A survey of Chief Financial Officers at 52 leading retailers in the UK has revealed significant concerns about trading conditions, with two-thirds warning they plan to raise prices this year in response to higher taxes announced in the Labour government’s first Budget in October.
The study by the British Retail Consortium (BRC) found sentiment languishing at -57, with 70% of respondents “pessimistic” or “very pessimistic” about the coming 12 months, while just 13% said they were “optimistic” or very “optimistic” (17% were neither optimistic nor pessimistic).
The biggest concerns for over 60% of the CFOs were falling demand for goods and services, inflation for goods and services, and the increasing tax and regulatory burden.
When asked how they would be responding to the increases in employers’ National Insurance Contributions (NICs) from April, two-thirds stated they would raise prices (67%), while around half said they would be reducing the number of staff hours/overtime (56%), head office headcount (52%), and stores headcount (46%). Meanwhile, 31% stated that the increased costs would lead to further automation.
After weeks of criticism of the Budget by the business community, the survey highlighted the potential impact on investment, with 46% of CFOs saying they would reduce capital expenditure and 25% saying they would delay new store openings. 44% of respondents expected reduced profits, which will further limit the capacity for investment.
The BRC noted that the Budget measures were not the only challenge facing retailers, with weak consumer confidence and low consumer demand also key issues. As part of the survey, CFOs offered their forecasts for the year ahead. These suggest that shop price inflation, currently at 0.5%, will rise to an average of 2.2% in the second half of 2025. This would be most pronounced for food, where inflation is expected to hit an average of 4.2% in the second half of the year.
The forecast for sales was more muted. While sales growth is expected to improve on the 2024 level of just 0.7%, at just 1.2%, this would still be below inflation. This means the industry could be facing a year of falling sales volumes at the same time as substantial new costs resulting from the Budget.
“With the Budget adding over £7bn to their bills in 2025, retailers are now facing difficult decisions about future investment, employment and pricing,” said Helen Dickinson, Chief Executive at the BRC.

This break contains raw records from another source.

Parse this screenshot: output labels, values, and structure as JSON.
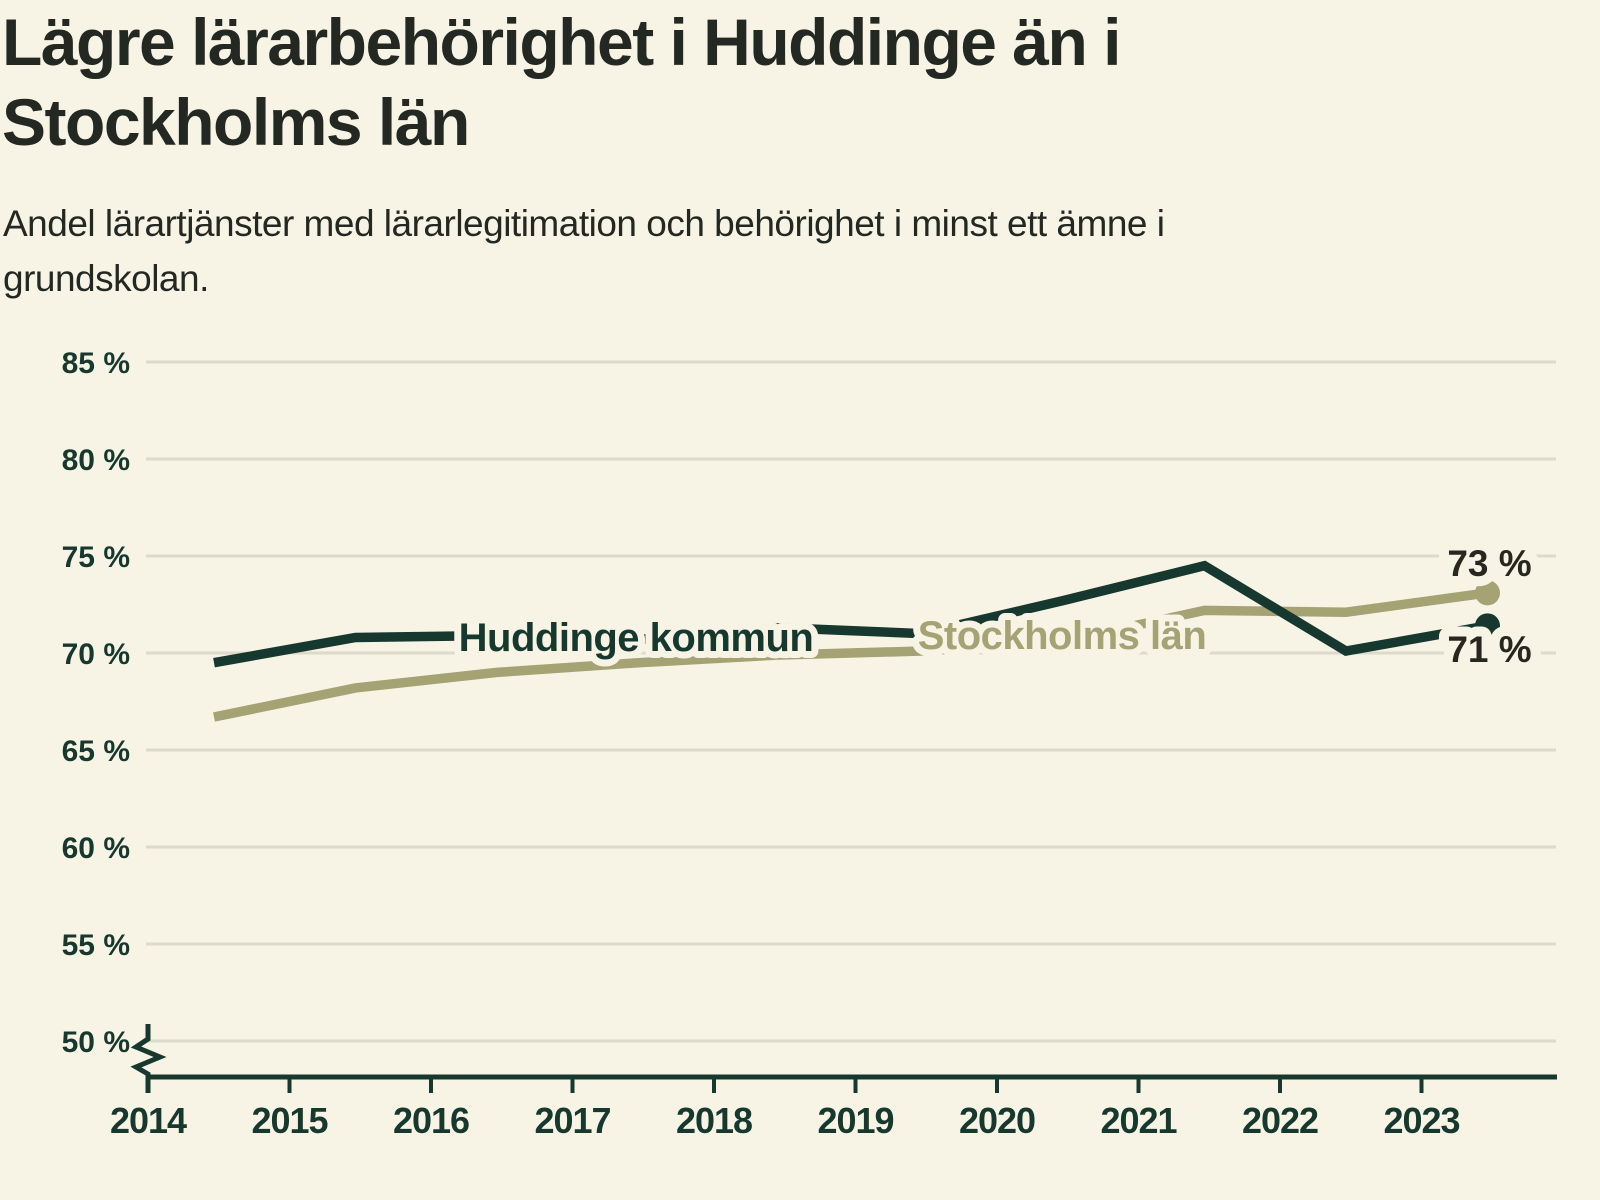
{
  "header": {
    "title_lines": [
      "Lägre lärarbehörighet i Huddinge än i",
      "Stockholms län"
    ],
    "subtitle_lines": [
      "Andel lärartjänster med lärarlegitimation och behörighet i minst ett ämne i",
      "grundskolan."
    ]
  },
  "colors": {
    "background": "#f7f4e6",
    "axis": "#17382e",
    "gridline": "#dcdacc",
    "value_label": "#27271f"
  },
  "chart_data": {
    "type": "line",
    "title": "Lägre lärarbehörighet i Huddinge än i Stockholms län",
    "subtitle": "Andel lärartjänster med lärarlegitimation och behörighet i minst ett ämne i grundskolan.",
    "x": [
      2014,
      2015,
      2016,
      2017,
      2018,
      2019,
      2020,
      2021,
      2022,
      2023
    ],
    "x_labels": [
      "2014",
      "2015",
      "2016",
      "2017",
      "2018",
      "2019",
      "2020",
      "2021",
      "2022",
      "2023"
    ],
    "y_ticks": [
      85,
      80,
      75,
      70,
      65,
      60,
      55,
      50
    ],
    "y_tick_labels": [
      "85 %",
      "80 %",
      "75 %",
      "70 %",
      "65 %",
      "60 %",
      "55 %",
      "50 %"
    ],
    "ylim": [
      50,
      85
    ],
    "y_unit": "%",
    "y_axis_break": true,
    "grid": "horizontal",
    "series": [
      {
        "name": "Stockholms län",
        "color": "#a5a274",
        "values": [
          66.7,
          68.2,
          69.0,
          69.5,
          69.9,
          70.1,
          70.6,
          72.2,
          72.1,
          73.1
        ],
        "end_label": "73 %",
        "end_label_side": "above",
        "label_pos": {
          "x": 1062,
          "y": 649
        }
      },
      {
        "name": "Huddinge kommun",
        "color": "#17382e",
        "values": [
          69.5,
          70.8,
          70.9,
          70.7,
          71.3,
          71.0,
          72.7,
          74.5,
          70.1,
          71.4
        ],
        "end_label": "71 %",
        "end_label_side": "below",
        "label_pos": {
          "x": 636,
          "y": 651
        }
      }
    ]
  }
}
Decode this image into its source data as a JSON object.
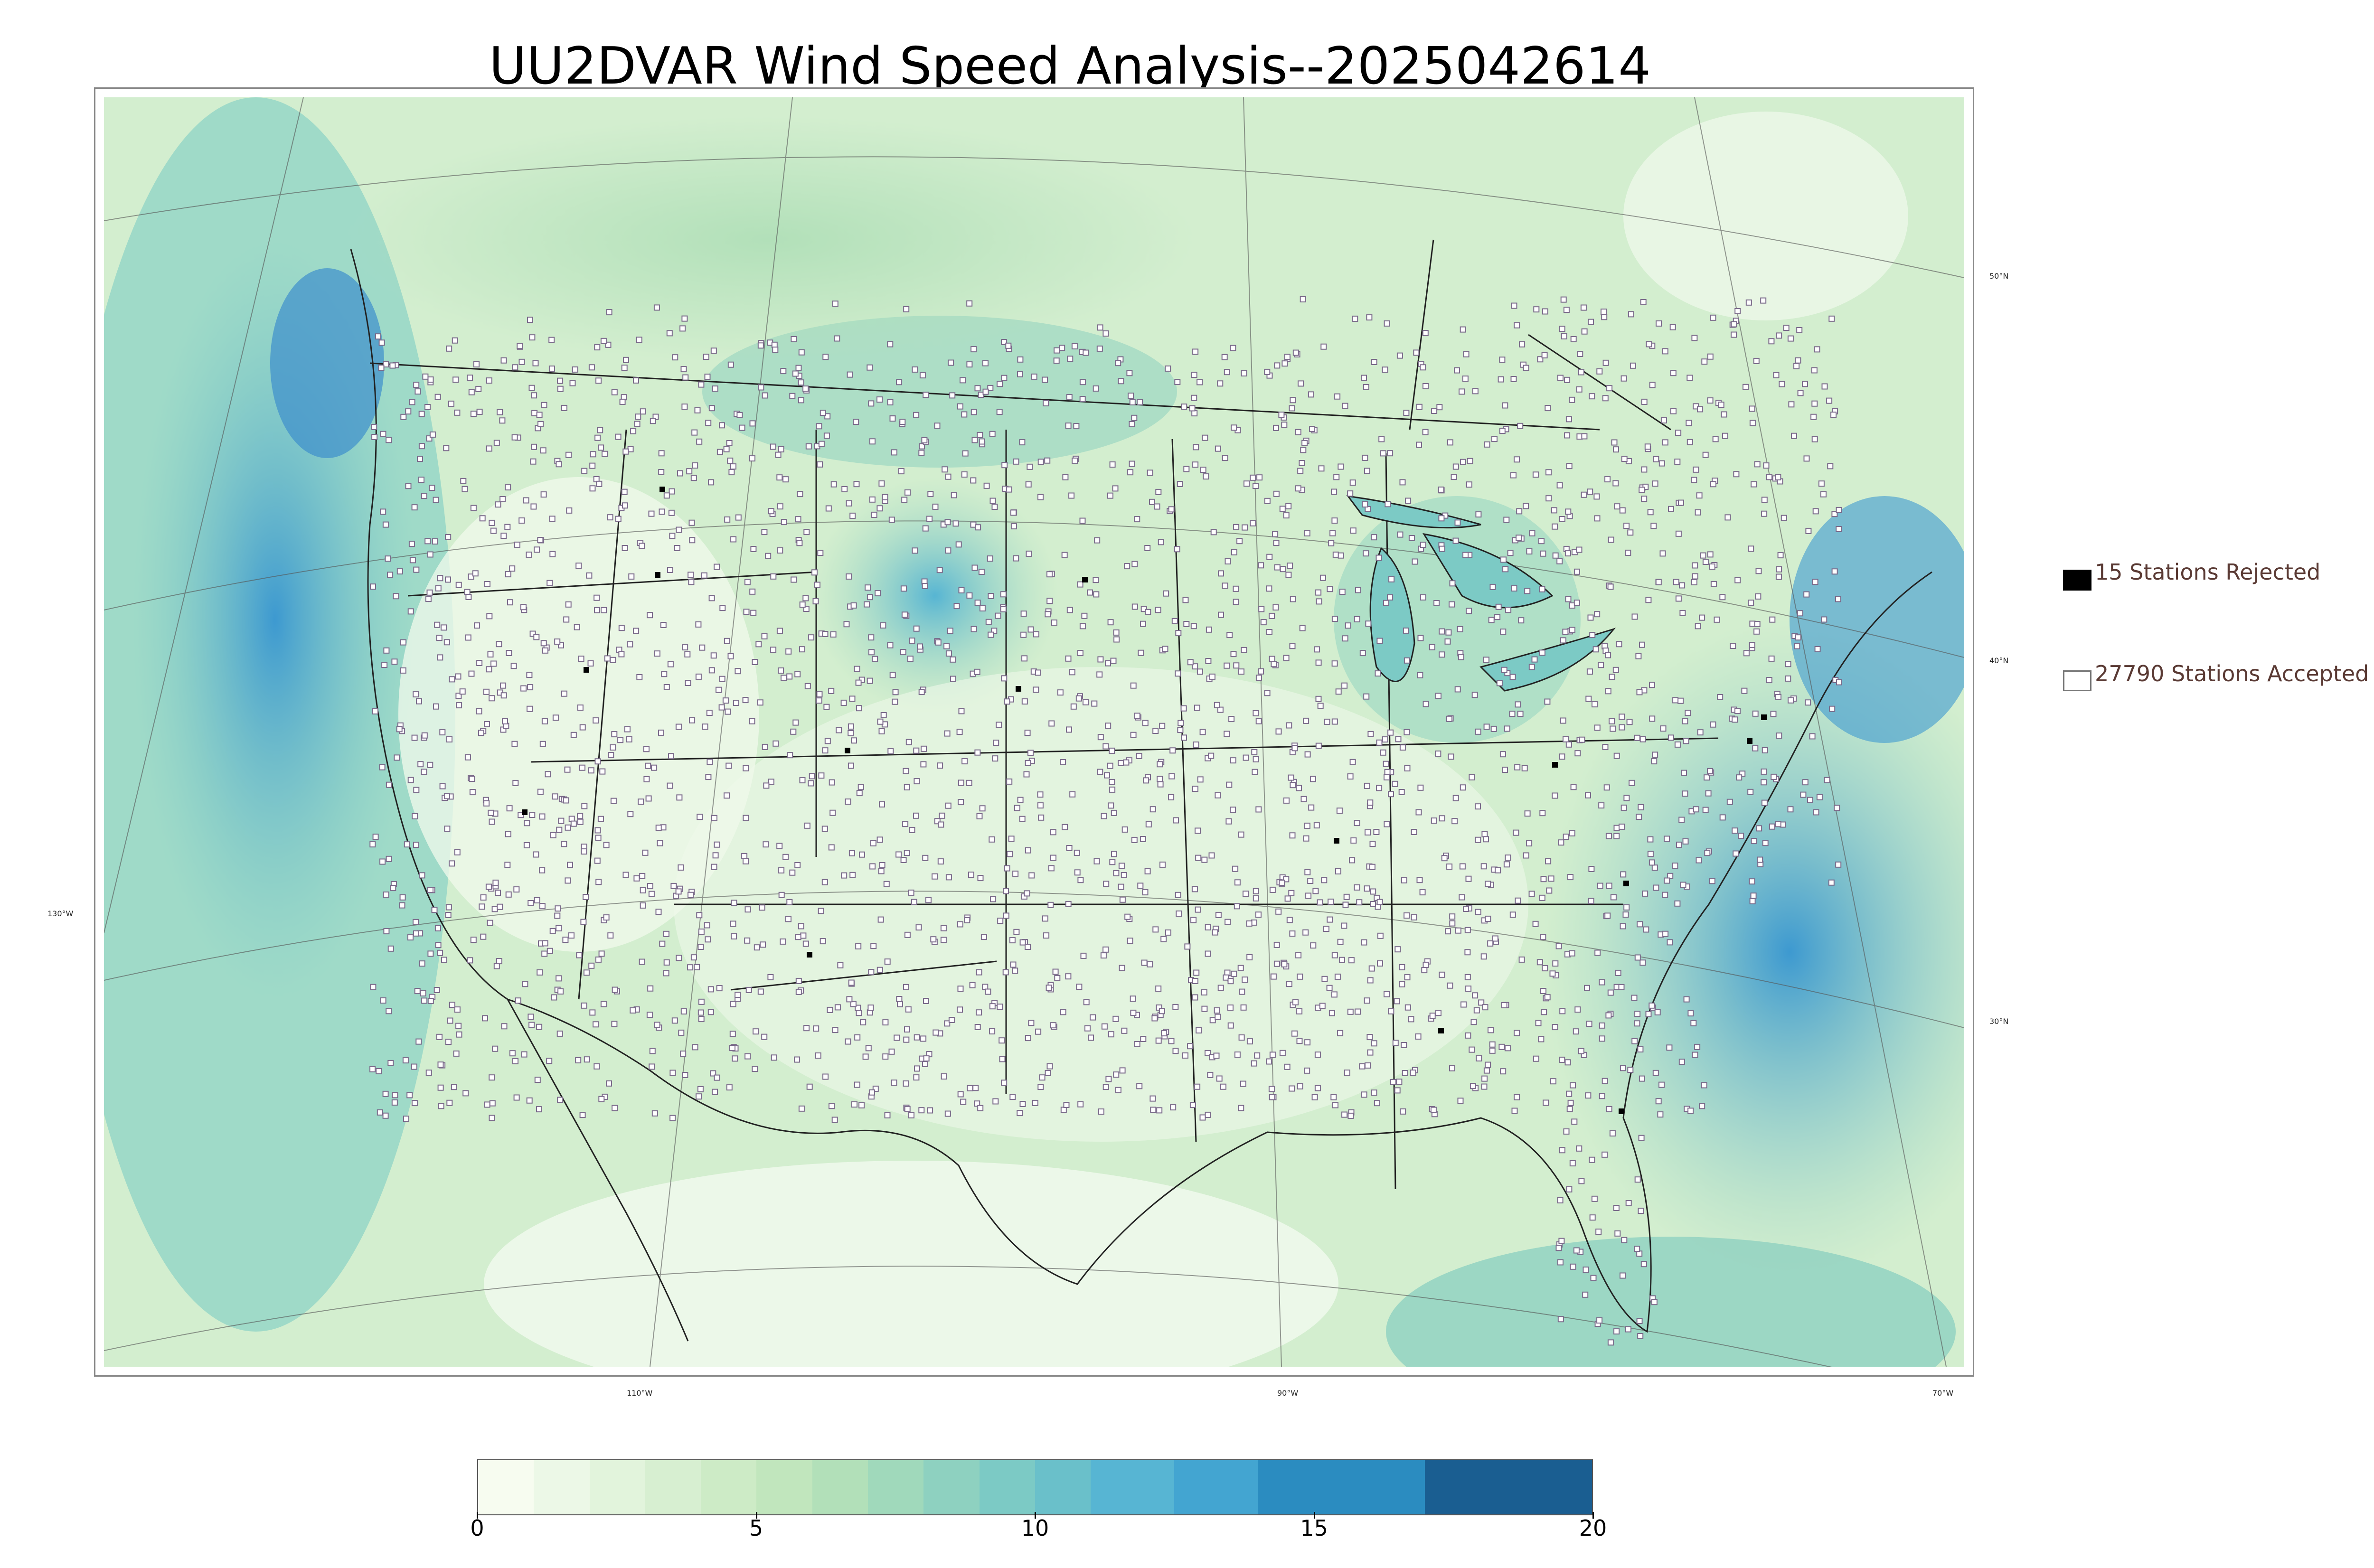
{
  "title": "UU2DVAR Wind Speed Analysis--2025042614",
  "map": {
    "longitude_labels": [
      "130°W",
      "110°W",
      "90°W",
      "70°W"
    ],
    "latitude_labels": [
      "50°N",
      "40°N",
      "30°N"
    ],
    "colors": {
      "land_low": "#eef8e9",
      "land_mid": "#c9eac0",
      "ocean_mid": "#9fdac8",
      "ocean_high": "#4aa7d6",
      "boundary_line": "#333333",
      "station_marker": "#7a6a8a"
    }
  },
  "legend": {
    "rejected": {
      "label": "15 Stations Rejected",
      "count": 15,
      "color": "#000000"
    },
    "accepted": {
      "label": "27790 Stations Accepted",
      "count": 27790,
      "color": "#ffffff"
    }
  },
  "colorbar": {
    "min": 0,
    "max": 20,
    "tick_labels": [
      "0",
      "5",
      "10",
      "15",
      "20"
    ],
    "tick_values": [
      0,
      5,
      10,
      15,
      20
    ],
    "segments": [
      {
        "from": 0,
        "to": 1,
        "color": "#f7fcf0"
      },
      {
        "from": 1,
        "to": 2,
        "color": "#ecf8e7"
      },
      {
        "from": 2,
        "to": 3,
        "color": "#e2f4dc"
      },
      {
        "from": 3,
        "to": 4,
        "color": "#d7efd1"
      },
      {
        "from": 4,
        "to": 5,
        "color": "#cdebc6"
      },
      {
        "from": 5,
        "to": 6,
        "color": "#c1e6bd"
      },
      {
        "from": 6,
        "to": 7,
        "color": "#b2e0b9"
      },
      {
        "from": 7,
        "to": 8,
        "color": "#a0d9bb"
      },
      {
        "from": 8,
        "to": 9,
        "color": "#8ed1c0"
      },
      {
        "from": 9,
        "to": 10,
        "color": "#7ccac5"
      },
      {
        "from": 10,
        "to": 11,
        "color": "#6ac0ca"
      },
      {
        "from": 11,
        "to": 12.5,
        "color": "#57b5d3"
      },
      {
        "from": 12.5,
        "to": 14,
        "color": "#43a5d1"
      },
      {
        "from": 14,
        "to": 17,
        "color": "#2b8cc0"
      },
      {
        "from": 17,
        "to": 20,
        "color": "#1a5e91"
      }
    ]
  }
}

“As the largest private sector employer, employing many part-time and seasonal workers, the changes to the NI threshold have a disproportionate effect on both retailers and their supply chains, who together employ 5.7m people across the country.
“Retailers have worked hard to shield their customers from higher costs, but with slow market growth and margins already stretched thin, it is inevitable that consumers will bear some of the burden. The majority of retailers have little choice but to raise prices in response to these increased costs, and food inflation is expected to rise steadily over the year.”
She concluded: “Government can still take steps to shore up retail investment and confidence. Business rates remain the biggest roadblock to new shops and jobs, with retailers paying over a fifth of the total rates bill. The Government must confirm the planned reforms will make a meaningful difference to retailers’ bills and that no shop will end up paying more.”
Last week, retailers including Next, Tesco, Sainsbury’s, and M&S reported robust Christmas trading but flagged concerns about rising costs, the strength of the economy and the consumer in 2025.
Official UK inflation data published today showed an unexpected dip in December for the first time in three months as hotel prices fell and tobacco costs eased. Prices rose 2.5% in the year to December, down from 2.6% the month before, the Office for National Statistics (ONS) said.
Despite inflation remaining above the Bank of England’s target, analysts still expect interest rates to be cut next month.
NAM Implications:
- No surprises here, hopefully?
- (except perhaps on the part of the government?)
- And as pragmatic business people…
- …retailers are cutting business costs to fit…
- …with anticipated falls in demand to fit.
- Suppliers should be even more concerned about the 33% of retailers that may not respond in this way.
- And hopefully food inflation can be held below the anticipated average of 4.2% in the second half of the year.